4. Aux termes de l'article 4 du décret n° 2014-513 du 20 mai 2014 portant création d'un régime indemnitaire tenant compte des fonctions, des sujétions, de l'expertise et de l'engagement professionnel dans la fonction publique de l'Etat (RIFSEEP) : " Les fonctionnaires mentionnés à l'article 1er peuvent bénéficier d'un complément indemnitaire annuel qui tient compte de l'engagement professionnel et de la manière de servir, appréciée dans les conditions fixées en application de l'article 55 de la loi du 11 janvier 1984 susvisée. / Il est compris entre 0 et 100 % d'un montant maximal par groupe de fonctions fixé par arrêté du ministre chargé de la fonction publique et du ministre chargé du budget et, le cas échéant, du ministre intéressé. / Le complément indemnitaire fait l'objet d'un versement annuel, en une ou deux fractions, non reconductible automatiquement d'une année sur l'autre ". Et aux termes de son article 5 : " L'indemnité de fonctions, de sujétions et d'expertise et le complément indemnitaire annuel sont exclusifs de toutes autres primes et indemnités liées aux fonctions et à la manière de servir, à l'exception de celles énumérées par arrêté du ministre chargé de la fonction publique et du ministre chargé du budget ".
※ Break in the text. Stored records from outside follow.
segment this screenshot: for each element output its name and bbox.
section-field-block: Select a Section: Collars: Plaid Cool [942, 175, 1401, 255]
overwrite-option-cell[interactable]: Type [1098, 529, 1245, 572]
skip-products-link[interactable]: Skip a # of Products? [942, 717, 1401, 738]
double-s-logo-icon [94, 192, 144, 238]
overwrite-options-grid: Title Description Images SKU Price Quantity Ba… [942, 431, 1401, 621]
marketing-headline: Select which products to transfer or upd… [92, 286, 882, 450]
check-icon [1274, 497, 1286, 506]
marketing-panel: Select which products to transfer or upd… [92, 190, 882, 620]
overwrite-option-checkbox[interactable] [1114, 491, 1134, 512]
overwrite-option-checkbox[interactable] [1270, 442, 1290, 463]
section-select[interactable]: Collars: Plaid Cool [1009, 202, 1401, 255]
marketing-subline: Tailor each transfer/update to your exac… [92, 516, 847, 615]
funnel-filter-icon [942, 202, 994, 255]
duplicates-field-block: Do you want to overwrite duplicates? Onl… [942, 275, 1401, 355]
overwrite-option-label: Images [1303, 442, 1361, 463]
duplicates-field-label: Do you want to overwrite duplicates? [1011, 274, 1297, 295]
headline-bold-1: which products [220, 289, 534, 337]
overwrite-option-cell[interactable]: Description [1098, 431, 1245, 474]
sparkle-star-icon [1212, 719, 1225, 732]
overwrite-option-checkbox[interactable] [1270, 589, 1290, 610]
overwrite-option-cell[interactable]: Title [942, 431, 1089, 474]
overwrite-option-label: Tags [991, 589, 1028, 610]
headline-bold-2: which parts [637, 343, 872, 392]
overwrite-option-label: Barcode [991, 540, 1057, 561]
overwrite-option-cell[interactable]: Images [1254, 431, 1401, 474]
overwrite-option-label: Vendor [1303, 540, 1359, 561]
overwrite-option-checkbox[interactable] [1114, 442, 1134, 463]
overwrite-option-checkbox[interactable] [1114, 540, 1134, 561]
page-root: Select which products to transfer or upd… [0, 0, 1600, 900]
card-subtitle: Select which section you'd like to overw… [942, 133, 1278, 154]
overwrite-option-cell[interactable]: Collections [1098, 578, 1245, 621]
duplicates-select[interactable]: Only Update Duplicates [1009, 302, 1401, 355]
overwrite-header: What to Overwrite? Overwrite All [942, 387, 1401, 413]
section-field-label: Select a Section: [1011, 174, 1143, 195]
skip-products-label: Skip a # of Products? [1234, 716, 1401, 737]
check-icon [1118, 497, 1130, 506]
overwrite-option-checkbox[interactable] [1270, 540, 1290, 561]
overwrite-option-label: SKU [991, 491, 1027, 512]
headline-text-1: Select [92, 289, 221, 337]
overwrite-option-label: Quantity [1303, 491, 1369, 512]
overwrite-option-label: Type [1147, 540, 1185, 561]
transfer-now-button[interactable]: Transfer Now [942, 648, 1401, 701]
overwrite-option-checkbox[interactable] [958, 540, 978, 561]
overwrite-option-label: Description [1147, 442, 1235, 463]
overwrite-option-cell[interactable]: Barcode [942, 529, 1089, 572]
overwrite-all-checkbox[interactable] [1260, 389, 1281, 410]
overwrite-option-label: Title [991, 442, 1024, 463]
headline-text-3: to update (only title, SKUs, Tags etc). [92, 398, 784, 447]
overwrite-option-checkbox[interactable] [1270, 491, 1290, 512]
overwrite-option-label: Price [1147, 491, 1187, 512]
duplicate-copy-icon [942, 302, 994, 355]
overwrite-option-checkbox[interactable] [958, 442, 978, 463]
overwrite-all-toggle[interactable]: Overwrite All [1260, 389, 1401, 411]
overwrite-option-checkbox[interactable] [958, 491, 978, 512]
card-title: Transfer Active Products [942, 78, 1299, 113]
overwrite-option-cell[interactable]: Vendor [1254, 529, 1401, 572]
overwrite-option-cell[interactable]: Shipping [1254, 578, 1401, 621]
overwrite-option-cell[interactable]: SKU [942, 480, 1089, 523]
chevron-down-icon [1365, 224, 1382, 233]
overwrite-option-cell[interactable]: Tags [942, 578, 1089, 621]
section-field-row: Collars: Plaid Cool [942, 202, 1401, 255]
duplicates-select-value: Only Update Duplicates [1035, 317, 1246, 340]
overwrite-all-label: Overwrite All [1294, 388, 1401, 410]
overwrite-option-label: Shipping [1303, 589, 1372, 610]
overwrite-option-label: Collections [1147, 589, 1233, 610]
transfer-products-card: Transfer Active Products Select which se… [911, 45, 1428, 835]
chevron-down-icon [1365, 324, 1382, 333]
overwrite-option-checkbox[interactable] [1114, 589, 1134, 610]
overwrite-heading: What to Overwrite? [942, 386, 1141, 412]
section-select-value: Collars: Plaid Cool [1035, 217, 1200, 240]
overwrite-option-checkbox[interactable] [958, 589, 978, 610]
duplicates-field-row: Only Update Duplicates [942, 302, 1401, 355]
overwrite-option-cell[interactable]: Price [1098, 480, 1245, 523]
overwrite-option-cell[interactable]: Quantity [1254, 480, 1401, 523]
5. Il résulte de ces dispositions qu'un fonctionnaire territorial autorisé à accomplir un service à temps partiel pour raison thérapeutique peut prétendre au maintien de son traitement à taux plein. En revanche, aucune disposition législative ou réglementaire ne lui permet de prétendre au maintien de son régime indemnitaire à taux plein si celui-ci est lié à l'exercice effectif des fonctions. Il ne résulte pas des dispositions précitées du décret n° 2014-513 du 20 mai 2014 ni des délibérations du conseil municipal d'Epernay des 13 décembre 2016 et 18 décembre 2017 que les indemnités servies au titre du RIFSEEP, dont l'indemnité de fonctions, sujétions et expertise, aient un caractère forfaitaire. Contrairement en outre à ce que soutient la requérante, les dispositions ci-dessus reproduites de l'article 57 de la loi du 26 janvier 1984, prévoyant le maintien du plein traitement du fonctionnaire placé en congé de maladie imputable au service, n'impliquent pas non plus le maintien des indemnités liées à l'exercice effectif des fonctions. Par suite, sans qu'y fasse ainsi obstacle la circonstance que le temps partiel thérapeutique dont bénéficie Mme A... soit consécutif à un accident reconnu imputable au service, c'est à bon droit que le maire d'Epernay, en l'absence de délibération plus favorable de l'organe délibérant de la commune, a considéré que l'IFSE était liée à l'exercice effectif des fonctions et décidé que " Le montant des primes et indemnités sera calculé au prorata de la durée effective de service ".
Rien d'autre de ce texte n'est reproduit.